Isn’t it contradictory to list online banking as a risky behavior on free wi-fi, than say that using encrypted websites is a safe thing to do? Online banking sites are always encrypted. Almost any encrypted site I use has personal info that I would not trust to Wi_Fi. I assume that I can’t do anything very useful on public Wi-Fi. That’s very inconvenient since I don’t have a smartphone but do have a tablet. What’s the truth here?
our condo has Wi-Fi we all share. about 60 units in our building. Are you saying we can not do banking or pay bills safely. I thought the banks and credit card companies have us protected with there systems.
I am not saying anything about what you can do in your condo. I am saying that this article and all similar articles contain a glaring contradiction. If using secure websites makes public/shared wi-fi safe, why is banking online unsafe on public/shared wi-fi?

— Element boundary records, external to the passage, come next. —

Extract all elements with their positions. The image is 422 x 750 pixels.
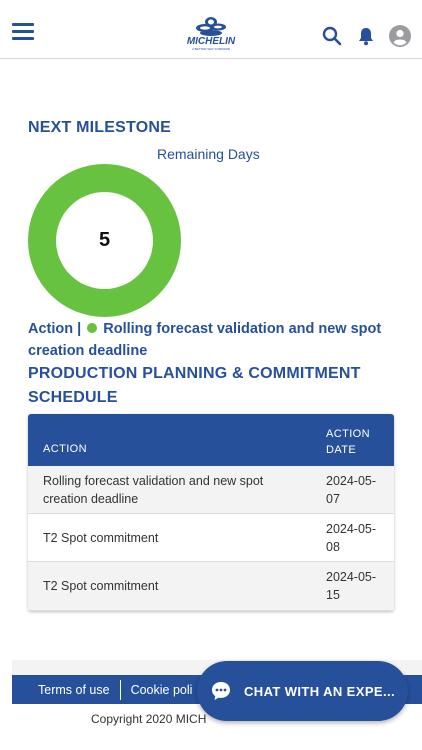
remaining-days-label: Remaining Days	[157, 146, 260, 162]
cookie-policy-link[interactable]: Cookie poli	[130, 682, 193, 697]
milestone-action: Action | Rolling forecast validation and…	[28, 318, 388, 362]
action-prefix: Action |	[28, 321, 82, 337]
column-header-action: ACTION	[43, 443, 87, 455]
michelin-logo[interactable]: MICHELIN A BETTER WAY FORWARD	[176, 14, 246, 52]
remaining-days-donut: 5	[28, 164, 181, 317]
cell-action: T2 Spot commitment	[43, 531, 159, 545]
cell-action: Rolling forecast validation and new spot…	[43, 474, 264, 506]
chat-bubble-icon	[212, 682, 230, 700]
user-avatar-icon[interactable]	[388, 24, 412, 48]
copyright-text: Copyright 2020 MICH	[91, 712, 207, 726]
table-header: ACTION ACTION DATE	[28, 414, 394, 466]
table-row: T2 Spot commitment 2024-05-08	[28, 514, 394, 562]
cell-date: 2024-05-08	[326, 522, 377, 554]
remaining-days-value: 5	[56, 192, 153, 289]
header-actions	[320, 24, 412, 48]
table-row: T2 Spot commitment 2024-05-15	[28, 562, 394, 611]
cell-date: 2024-05-07	[326, 474, 377, 506]
cell-action: T2 Spot commitment	[43, 579, 159, 593]
column-header-action-date: ACTION DATE	[326, 428, 370, 456]
terms-of-use-link[interactable]: Terms of use	[38, 682, 110, 697]
bell-icon[interactable]	[354, 24, 378, 48]
schedule-title: PRODUCTION PLANNING & COMMITMENT SCHEDUL…	[28, 365, 361, 406]
cell-date: 2024-05-15	[326, 570, 377, 602]
menu-icon[interactable]	[12, 23, 34, 41]
logo-text: MICHELIN	[187, 36, 236, 47]
status-dot-icon	[87, 323, 98, 333]
schedule-table: ACTION ACTION DATE Rolling forecast vali…	[28, 414, 394, 611]
table-row: Rolling forecast validation and new spot…	[28, 466, 394, 514]
search-icon[interactable]	[320, 24, 344, 48]
top-bar: MICHELIN A BETTER WAY FORWARD	[0, 0, 422, 59]
footer-divider	[119, 679, 121, 700]
action-text: Rolling forecast validation and new spot…	[28, 321, 382, 359]
logo-tagline: A BETTER WAY FORWARD	[192, 47, 231, 51]
chat-button-label: CHAT WITH AN EXPE...	[244, 683, 395, 699]
next-milestone-title: NEXT MILESTONE	[28, 119, 171, 136]
chat-with-expert-button[interactable]: CHAT WITH AN EXPE...	[197, 661, 408, 721]
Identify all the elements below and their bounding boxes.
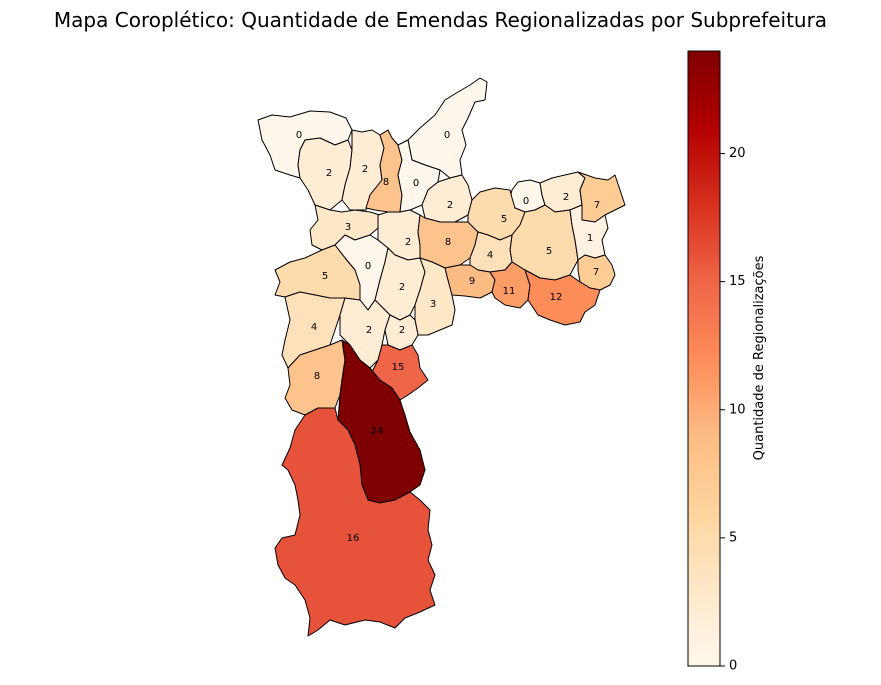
region-value-label: 16 xyxy=(347,533,360,544)
region-value-label: 11 xyxy=(503,286,516,297)
colorbar: 0 5 10 15 20 Quantidade de Regionalizações xyxy=(687,50,767,674)
colorbar-tick-label: 15 xyxy=(729,274,746,289)
region-value-label: 3 xyxy=(345,222,351,233)
colorbar-tick-label: 0 xyxy=(729,659,737,674)
region-value-label: 2 xyxy=(399,325,405,336)
region-sapopemba[interactable] xyxy=(489,261,531,309)
region-value-label: 2 xyxy=(405,237,411,248)
region-value-label: 8 xyxy=(445,237,451,248)
region-value-label: 5 xyxy=(546,246,552,257)
region-guaianases-top[interactable] xyxy=(577,171,626,223)
region-value-label: 5 xyxy=(322,271,328,282)
colorbar-tick-label: 20 xyxy=(729,146,746,161)
region-value-label: 8 xyxy=(314,371,320,382)
region-value-label: 0 xyxy=(365,261,371,272)
region-guaianases[interactable] xyxy=(569,204,609,261)
region-value-label: 2 xyxy=(362,164,368,175)
colorbar-gradient xyxy=(687,50,721,667)
region-value-label: 2 xyxy=(326,168,332,179)
region-value-label: 2 xyxy=(366,325,372,336)
region-sao-mateus[interactable] xyxy=(524,269,601,326)
region-value-label: 0 xyxy=(296,130,302,141)
region-value-label: 12 xyxy=(550,292,563,303)
region-parelheiros[interactable] xyxy=(274,407,436,637)
region-value-label: 3 xyxy=(430,299,436,310)
colorbar-label: Quantidade de Regionalizações xyxy=(752,255,767,460)
region-value-label: 8 xyxy=(383,177,389,188)
colorbar-tick-label: 5 xyxy=(729,530,737,545)
region-value-label: 15 xyxy=(392,362,405,373)
map-title: Mapa Coroplético: Quantidade de Emendas … xyxy=(53,8,828,32)
region-value-label: 24 xyxy=(371,426,384,437)
region-value-label: 2 xyxy=(399,282,405,293)
region-value-label: 2 xyxy=(563,192,569,203)
region-value-label: 9 xyxy=(469,276,475,287)
region-value-label: 1 xyxy=(587,233,593,244)
colorbar-ticks: 0 5 10 15 20 xyxy=(720,146,746,674)
colorbar-tick-label: 10 xyxy=(729,402,746,417)
region-value-label: 5 xyxy=(501,214,507,225)
region-value-label: 0 xyxy=(523,196,529,207)
region-value-label: 0 xyxy=(413,178,419,189)
region-value-label: 4 xyxy=(311,322,317,333)
region-value-label: 4 xyxy=(487,250,493,261)
region-cidade-tiradentes[interactable] xyxy=(577,254,616,291)
region-value-label: 0 xyxy=(444,130,450,141)
region-value-label: 7 xyxy=(594,200,600,211)
region-value-label: 2 xyxy=(447,200,453,211)
region-jabaquara[interactable] xyxy=(384,314,419,351)
region-value-label: 7 xyxy=(593,267,599,278)
region-jaragua[interactable] xyxy=(407,77,488,179)
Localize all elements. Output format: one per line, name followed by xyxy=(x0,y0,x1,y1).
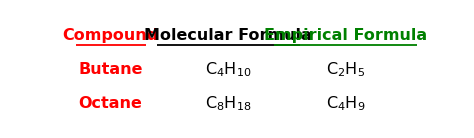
Text: C$_{4}$H$_{10}$: C$_{4}$H$_{10}$ xyxy=(205,60,252,79)
Text: Butane: Butane xyxy=(78,62,143,77)
Text: Compound: Compound xyxy=(63,28,159,43)
Text: C$_{8}$H$_{18}$: C$_{8}$H$_{18}$ xyxy=(205,94,252,113)
Text: Empirical Formula: Empirical Formula xyxy=(264,28,428,43)
Text: C$_{2}$H$_{5}$: C$_{2}$H$_{5}$ xyxy=(326,60,365,79)
Text: Molecular Formula: Molecular Formula xyxy=(145,28,312,43)
Text: Octane: Octane xyxy=(79,96,143,111)
Text: C$_{4}$H$_{9}$: C$_{4}$H$_{9}$ xyxy=(326,94,365,113)
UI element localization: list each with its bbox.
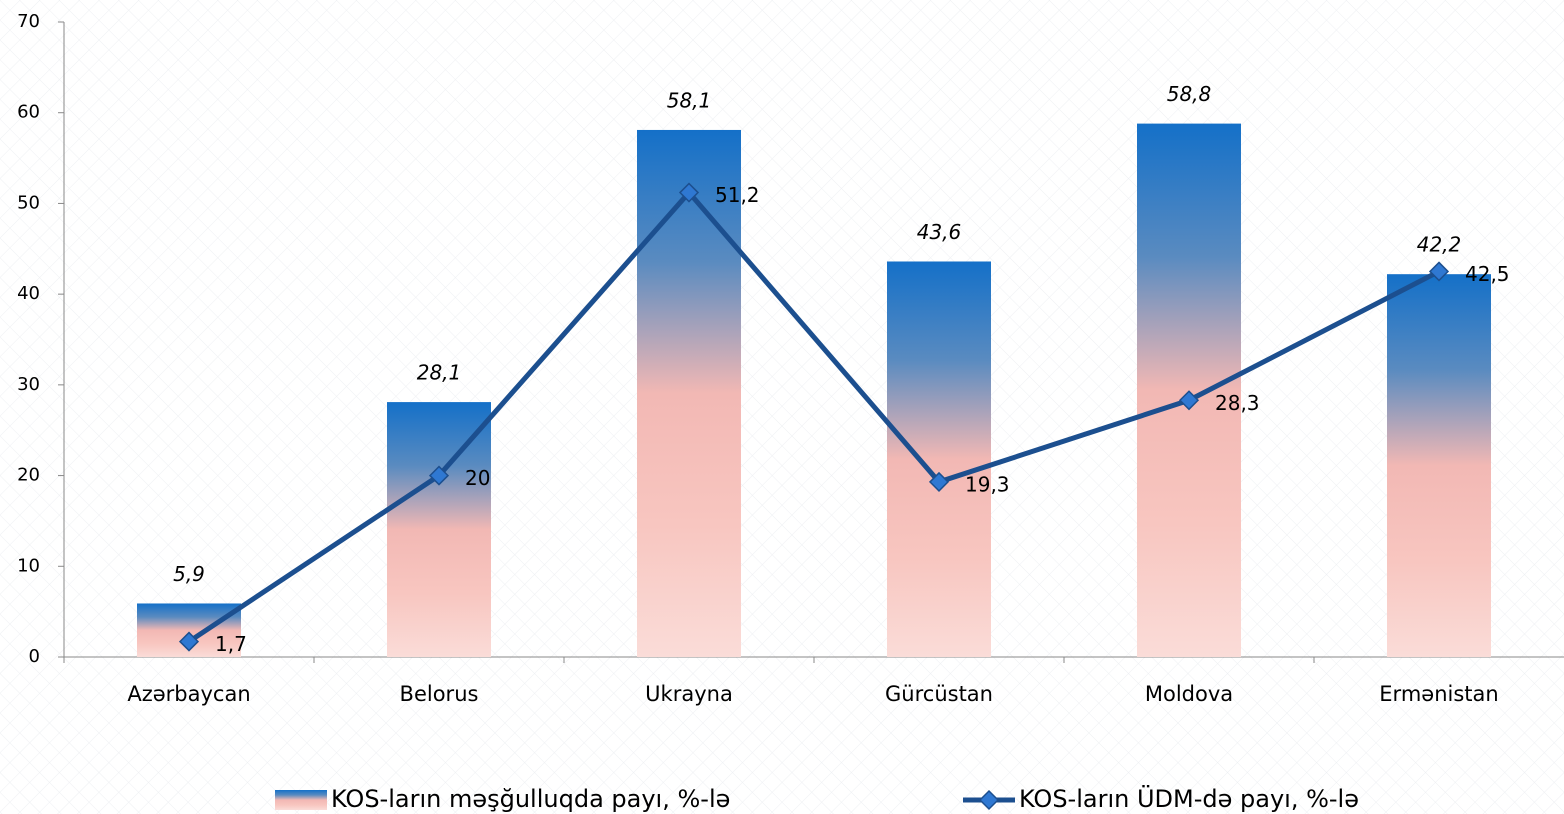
line-marker bbox=[1428, 261, 1450, 282]
line-value-label: 1,7 bbox=[215, 632, 247, 656]
y-tick-label: 60 bbox=[17, 102, 40, 123]
bar-value-label: 42,2 bbox=[1417, 233, 1462, 257]
legend-swatch bbox=[275, 790, 327, 810]
line-marker bbox=[1178, 390, 1200, 411]
bar bbox=[637, 129, 741, 657]
line-value-label: 42,5 bbox=[1465, 262, 1510, 286]
line-value-label: 28,3 bbox=[1215, 391, 1260, 415]
bar-value-label: 28,1 bbox=[417, 361, 462, 385]
x-tick-label: Moldova bbox=[1145, 682, 1233, 706]
legend-label: KOS-ların ÜDM-də payı, %-lə bbox=[1019, 784, 1359, 813]
x-tick-label: Ermənistan bbox=[1379, 682, 1498, 706]
x-tick-label: Gürcüstan bbox=[885, 682, 993, 706]
line-marker bbox=[428, 465, 450, 486]
bar bbox=[387, 402, 491, 657]
line-marker bbox=[178, 631, 200, 652]
y-tick-label: 40 bbox=[17, 283, 40, 304]
y-tick-label: 20 bbox=[17, 465, 40, 486]
bar-value-label: 43,6 bbox=[917, 220, 962, 244]
legend-label: KOS-ların məşğulluqda payı, %-lə bbox=[331, 785, 730, 813]
x-tick-label: Ukrayna bbox=[645, 682, 733, 706]
line bbox=[187, 188, 1441, 644]
bar-value-label: 58,1 bbox=[667, 88, 712, 112]
legend-marker bbox=[978, 789, 1000, 811]
y-tick-label: 30 bbox=[17, 374, 40, 395]
y-tick-label: 0 bbox=[29, 646, 40, 667]
y-tick-label: 70 bbox=[17, 11, 40, 32]
x-tick-label: Azərbaycan bbox=[127, 682, 250, 706]
bar bbox=[887, 261, 991, 657]
y-tick-label: 10 bbox=[17, 555, 40, 576]
bar-value-label: 5,9 bbox=[173, 562, 205, 586]
line-marker bbox=[928, 471, 950, 492]
line-marker bbox=[678, 182, 700, 203]
y-tick-label: 50 bbox=[17, 192, 40, 213]
x-tick-label: Belorus bbox=[400, 682, 479, 706]
line-value-label: 51,2 bbox=[715, 183, 760, 207]
line-value-label: 19,3 bbox=[965, 472, 1010, 496]
bar-value-label: 58,8 bbox=[1167, 82, 1212, 106]
line-value-label: 20 bbox=[465, 466, 490, 490]
bar bbox=[1387, 274, 1491, 657]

Anne, I know what you mean—and it is sort of contradictory. The key is remember that if you’re at your local Starbucks, making sure that ALL of your bank’s website is encrypted, and not just the log-in page (and I’m no tech expert, but I believe encryption would also protect you from any “spoofed” Wi-Fi networks). But making payments on other websites, unless you’re sure you’re checking for encryption on every page, could make it risky. So it’s one of those “probably better to avoid” things. If you don’t do banking over public Wi-Fi, you won’t open yourself up to any potential danger.
Sharon, I’m not a tech support person, but I would imagine, just like the Wi-Fi at our office, your condo system has all the important security barriers in place because it’s a large, but private system. Not just anyone can hop on and use it.